I used to vow to myself that I would remember to anticipate difficulties every time we went out for a "fun" afternoon -- be it apple-picking, going to a park, or attending a family gathering -- and instead it ended up in a meltdown for all of us.
Finally, I'd had enough. I compiled a short list of dos and do-nots in my head, and started following them. That's when I decided I needed to write them down and tell other parents about them. Maybe they would avoid making the same mistakes I'd made. So, moms and dads, here are my ways to make fall activities more enjoyable for your special needs child:
1) Write a "social story" about the upcoming outing or party Keep it simple. Write about what's going to happen, who's going to be there, how long it will last and include appropriate and inappropriate responses on their part.
2) Have consequences and actions in place for unacceptable behaviour in advance Remind your child about manners and the consequences for not following rules. If you give your child a set number of chances, make it clear how many they have-- one, two, or three -- before they're in trouble.
3) Get to your destination as early as possible in the day. All kids, but especially children with challenges, do better in the earlier part of the day. If it's a late afternoon party, make sure your child is as rested and calm as can be beforehand. Also, have healthy snacks to keep their energy up. You want to guarantee as much success as is possible.
4) Make sure that they are dressed appropriately Try light clothes for hot weather, heavy clothes for cooler weather and -- in the case of some children who face sensory issues and wear many layers -- that they can take their clothes off and on easily. A cold or overheated child can have many behavioural outbursts.
5) Make sure to bring security toys for their sensory needs If they need them, give headphones to kids who don't like noise or chewing gum/chewie toys for anxious children. Remember not to stay too long. If you see the signs that your child is getting in over their head, have a "safe place" for them to calm down. As a parent, it's important to remember to stay calm yourself.
While these points are common sense, it is amazing how quickly we all forget to put them into play as special needs parents when we ourselves are under stress.
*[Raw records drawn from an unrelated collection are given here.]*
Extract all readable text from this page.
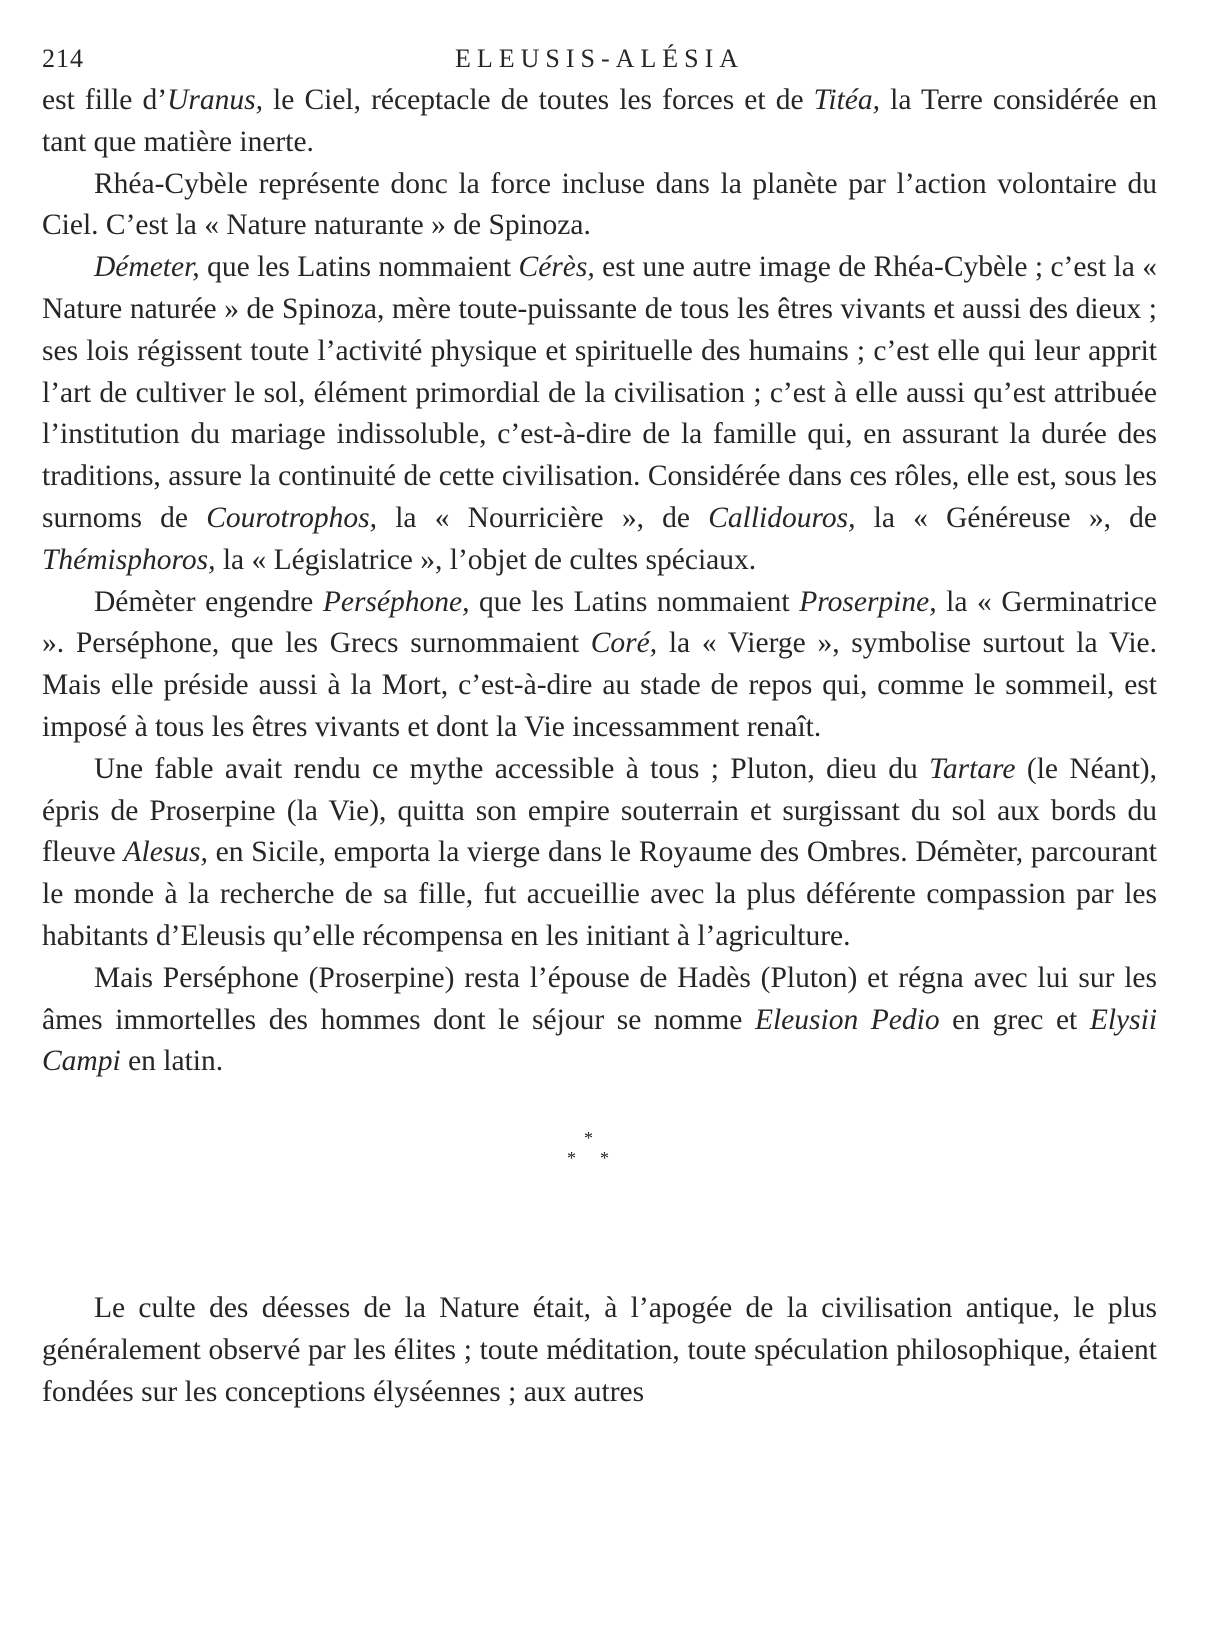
214	ELEUSIS-ALÉSIA

est fille d’Uranus, le Ciel, réceptacle de toutes les forces et de Titéa, la Terre considérée en tant que matière inerte.

Rhéa-Cybèle représente donc la force incluse dans la planète par l’action volontaire du Ciel. C’est la « Nature naturante » de Spinoza.

Démeter, que les Latins nommaient Cérès, est une autre image de Rhéa-Cybèle ; c’est la « Nature naturée » de Spinoza, mère toute-puissante de tous les êtres vivants et aussi des dieux ; ses lois régissent toute l’activité physique et spirituelle des humains ; c’est elle qui leur apprit l’art de cultiver le sol, élément primordial de la civilisation ; c’est à elle aussi qu’est attribuée l’institution du mariage indissoluble, c’est-à-dire de la famille qui, en assurant la durée des traditions, assure la continuité de cette civilisation. Considérée dans ces rôles, elle est, sous les surnoms de Courotrophos, la « Nourricière », de Callidouros, la « Généreuse », de Thémisphoros, la « Législatrice », l’objet de cultes spéciaux.

Démèter engendre Perséphone, que les Latins nommaient Proserpine, la « Germinatrice ». Perséphone, que les Grecs surnommaient Coré, la « Vierge », symbolise surtout la Vie. Mais elle préside aussi à la Mort, c’est-à-dire au stade de repos qui, comme le sommeil, est imposé à tous les êtres vivants et dont la Vie incessamment renaît.

Une fable avait rendu ce mythe accessible à tous ; Pluton, dieu du Tartare (le Néant), épris de Proserpine (la Vie), quitta son empire souterrain et surgissant du sol aux bords du fleuve Alesus, en Sicile, emporta la vierge dans le Royaume des Ombres. Démèter, parcourant le monde à la recherche de sa fille, fut accueillie avec la plus déférente compassion par les habitants d’Eleusis qu’elle récompensa en les initiant à l’agriculture.

Mais Perséphone (Proserpine) resta l’épouse de Hadès (Pluton) et régna avec lui sur les âmes immortelles des hommes dont le séjour se nomme Eleusion Pedio en grec et Elysii Campi en latin.

*
* *

Le culte des déesses de la Nature était, à l’apogée de la civilisation antique, le plus généralement observé par les élites ; toute méditation, toute spéculation philosophique, étaient fondées sur les conceptions élyséennes ; aux autres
It is important to remember that by keeping our kids back from activities, we don't only do them harm by not exposing them to different experiences, we also deprive ourselves and the rest of our family from good, old-fashioned family fun.
I used to be one of those overprotective parents when it came to my special needs son. Not anymore. Now, within reason, I take some risks when I see that he and we (my husband and I) are up for it. I have to say that our adventures as a family have gotten better for the most part.
I hope you find these tips helpful for your family, and remember, don't be afraid to get out there and enjoy the many beautiful things fall has to offer. It's in exposing our kids to the world that they benefit from positive family memories which will linger long after the event has passed.